In year 2 you will need to sell just 196

~~192~~ (14 fewer shares) to make up the difference. This is because each share is worth more ($105), and you need to sell less of them because you will get more from the dividend ($19.17k).

By year 5 you will need to sell 141 shares (share price $117, dividend provides $22.2k)

By year 10 you will need to sell just 69 shares. (share price $142, dividend provides $28.3k)

After

~~15~~ 17 years the dividend (which is a function of the share price) will actually provide more income than you need, even though the yield is still hovering around 1.9%. Remember, the yield is a function of the share price. After just three years the number of shares will actually start to increase as the increase. The total number of shares you will have to sell over the first

~~15~~ 17 years will be 1,554 (leaving you with 8,445

~~8,623~~ shares now valued at $220 each, giving you a portfolio of $2.2MM

From this point forward the total number of shares owned would increase every year.

Here's how it would look in graphical form.

Year, Share price, % Withdraw from dividend,

1 $100 47.5%

2 $105 47.9%

3 $110.3 50.3%

4 $115.8 52.8%

5 $121.5 55.4%

...

10 $155.1 70.8%

...

15 $198.0 90.4%

By year

~~15~~ 18 the yield surpasses the real-adjusted $40k necessary for the example above (e.g. you can now get $40k/year from the yield alone.. thanks to a steadily rising share price). At that point total # of shares start to increase as the leftover dividend buys more shares. If we look at the 30 year mark, that 1.9% dividend will provide 2.5x expenses.

*(note -

**this is obviously a very simplistic example**, where the share price increase every year by 6% in real adjusted returns, and the WR is kept exactly constant at 4%/$40,000. It is meant ONLY to illustrate how having a portfolio of only an SP500 ETF can result in more shares over time that are worth more money. In reality it would not be so smooth a ride, as the market will jump up and down. The dividend also fluctuates, and has been above 3% for the majority of the last 100 years... but not since the mid 1990s)

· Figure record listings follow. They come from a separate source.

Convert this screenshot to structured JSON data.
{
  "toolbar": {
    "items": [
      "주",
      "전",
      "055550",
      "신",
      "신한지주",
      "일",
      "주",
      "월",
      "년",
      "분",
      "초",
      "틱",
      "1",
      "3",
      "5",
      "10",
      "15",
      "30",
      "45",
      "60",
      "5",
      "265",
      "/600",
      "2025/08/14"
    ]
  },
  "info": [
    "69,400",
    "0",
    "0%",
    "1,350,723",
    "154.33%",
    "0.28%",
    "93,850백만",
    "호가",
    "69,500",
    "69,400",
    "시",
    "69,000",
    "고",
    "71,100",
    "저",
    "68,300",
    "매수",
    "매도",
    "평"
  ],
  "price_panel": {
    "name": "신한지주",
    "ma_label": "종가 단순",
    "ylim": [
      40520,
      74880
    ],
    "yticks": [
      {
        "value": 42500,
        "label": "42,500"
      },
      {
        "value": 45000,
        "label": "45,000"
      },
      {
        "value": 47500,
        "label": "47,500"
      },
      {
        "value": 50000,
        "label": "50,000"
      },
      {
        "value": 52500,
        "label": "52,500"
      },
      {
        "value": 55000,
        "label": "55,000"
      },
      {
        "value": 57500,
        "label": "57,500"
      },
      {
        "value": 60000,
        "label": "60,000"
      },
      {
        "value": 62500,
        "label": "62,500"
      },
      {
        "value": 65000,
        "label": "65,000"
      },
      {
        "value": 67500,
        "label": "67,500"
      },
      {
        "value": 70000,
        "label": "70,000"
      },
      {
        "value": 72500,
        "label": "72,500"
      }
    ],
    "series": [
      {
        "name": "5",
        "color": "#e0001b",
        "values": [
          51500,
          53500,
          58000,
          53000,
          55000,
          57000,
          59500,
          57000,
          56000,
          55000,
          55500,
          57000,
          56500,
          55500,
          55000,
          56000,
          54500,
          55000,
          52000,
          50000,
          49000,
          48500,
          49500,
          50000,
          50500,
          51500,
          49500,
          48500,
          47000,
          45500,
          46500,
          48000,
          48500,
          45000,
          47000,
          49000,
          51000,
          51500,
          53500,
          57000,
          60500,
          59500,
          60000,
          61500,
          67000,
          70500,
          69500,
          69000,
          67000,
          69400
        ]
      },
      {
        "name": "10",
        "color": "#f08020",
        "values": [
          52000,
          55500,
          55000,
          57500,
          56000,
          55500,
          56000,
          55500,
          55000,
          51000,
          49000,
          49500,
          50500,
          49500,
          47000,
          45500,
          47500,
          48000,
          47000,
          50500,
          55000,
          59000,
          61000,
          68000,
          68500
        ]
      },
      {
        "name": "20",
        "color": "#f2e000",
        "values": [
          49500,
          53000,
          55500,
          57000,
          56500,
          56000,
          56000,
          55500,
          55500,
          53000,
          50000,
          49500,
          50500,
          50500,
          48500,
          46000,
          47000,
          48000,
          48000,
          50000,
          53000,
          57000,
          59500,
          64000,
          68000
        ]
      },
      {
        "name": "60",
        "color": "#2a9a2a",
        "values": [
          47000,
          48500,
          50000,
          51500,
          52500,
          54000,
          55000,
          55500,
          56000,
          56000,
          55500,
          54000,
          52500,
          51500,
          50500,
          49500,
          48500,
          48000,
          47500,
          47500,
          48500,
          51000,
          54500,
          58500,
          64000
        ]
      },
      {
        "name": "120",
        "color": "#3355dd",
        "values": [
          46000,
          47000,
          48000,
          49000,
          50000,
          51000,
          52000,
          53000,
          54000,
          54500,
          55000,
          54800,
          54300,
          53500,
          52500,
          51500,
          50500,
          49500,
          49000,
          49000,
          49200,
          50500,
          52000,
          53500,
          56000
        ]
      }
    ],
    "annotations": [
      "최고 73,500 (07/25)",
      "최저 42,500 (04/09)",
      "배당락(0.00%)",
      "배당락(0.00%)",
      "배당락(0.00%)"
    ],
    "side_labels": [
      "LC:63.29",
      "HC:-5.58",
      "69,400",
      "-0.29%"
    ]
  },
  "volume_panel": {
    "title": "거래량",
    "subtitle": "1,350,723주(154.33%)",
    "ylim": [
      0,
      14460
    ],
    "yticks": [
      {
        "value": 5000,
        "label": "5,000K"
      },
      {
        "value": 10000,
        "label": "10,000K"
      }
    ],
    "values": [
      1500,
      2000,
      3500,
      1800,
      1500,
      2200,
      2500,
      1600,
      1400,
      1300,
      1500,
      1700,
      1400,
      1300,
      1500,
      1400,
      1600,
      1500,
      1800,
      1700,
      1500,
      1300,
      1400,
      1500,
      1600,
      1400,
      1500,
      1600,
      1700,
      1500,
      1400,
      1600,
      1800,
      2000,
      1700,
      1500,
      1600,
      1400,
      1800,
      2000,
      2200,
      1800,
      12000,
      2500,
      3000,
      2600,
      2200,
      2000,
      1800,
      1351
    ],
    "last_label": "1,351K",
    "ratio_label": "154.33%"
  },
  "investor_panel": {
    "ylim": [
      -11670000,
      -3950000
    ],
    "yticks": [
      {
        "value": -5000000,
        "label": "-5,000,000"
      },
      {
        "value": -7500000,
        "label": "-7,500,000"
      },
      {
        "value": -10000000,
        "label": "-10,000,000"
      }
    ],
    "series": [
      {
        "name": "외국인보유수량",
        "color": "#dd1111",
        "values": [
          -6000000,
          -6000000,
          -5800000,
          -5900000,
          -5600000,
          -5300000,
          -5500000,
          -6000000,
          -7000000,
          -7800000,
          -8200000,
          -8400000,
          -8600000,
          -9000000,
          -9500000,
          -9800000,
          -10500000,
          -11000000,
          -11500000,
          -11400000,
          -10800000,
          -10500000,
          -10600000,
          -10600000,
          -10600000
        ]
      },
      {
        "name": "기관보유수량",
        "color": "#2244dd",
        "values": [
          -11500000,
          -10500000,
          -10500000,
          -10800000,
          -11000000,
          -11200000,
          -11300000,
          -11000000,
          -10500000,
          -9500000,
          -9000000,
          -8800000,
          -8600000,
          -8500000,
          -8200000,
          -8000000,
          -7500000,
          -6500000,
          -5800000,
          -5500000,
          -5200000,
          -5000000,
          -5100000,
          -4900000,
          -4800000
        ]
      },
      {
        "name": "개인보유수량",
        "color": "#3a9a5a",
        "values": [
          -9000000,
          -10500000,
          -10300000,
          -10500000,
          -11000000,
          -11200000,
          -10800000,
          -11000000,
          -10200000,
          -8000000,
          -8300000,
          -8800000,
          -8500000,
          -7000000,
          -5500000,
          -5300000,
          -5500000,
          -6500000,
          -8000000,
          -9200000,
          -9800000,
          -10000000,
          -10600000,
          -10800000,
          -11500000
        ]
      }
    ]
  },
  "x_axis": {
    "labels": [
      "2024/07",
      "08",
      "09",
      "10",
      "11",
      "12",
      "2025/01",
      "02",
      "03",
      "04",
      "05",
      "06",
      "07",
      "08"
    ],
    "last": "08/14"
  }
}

** if you want to look at actual historical scenarios just plug numbers into FIREcalc nad cFIREsim - given that the SP500 yield has never gone below 1% and typically stays above 2%, anytime a portfolio exceeds 2-4x its starting value by extension the yield exceeds the input WR, and the # of shares owned increased. It's not surprising considering that roughly 3/4 of 30y simulations using a 4% WR wind up with more money than they started with.

***EDIT: I went back and changed the numbers in the example to reflect 5% growth before a dividend. This is more in line with the historical, real-adjusted returns of the SP500.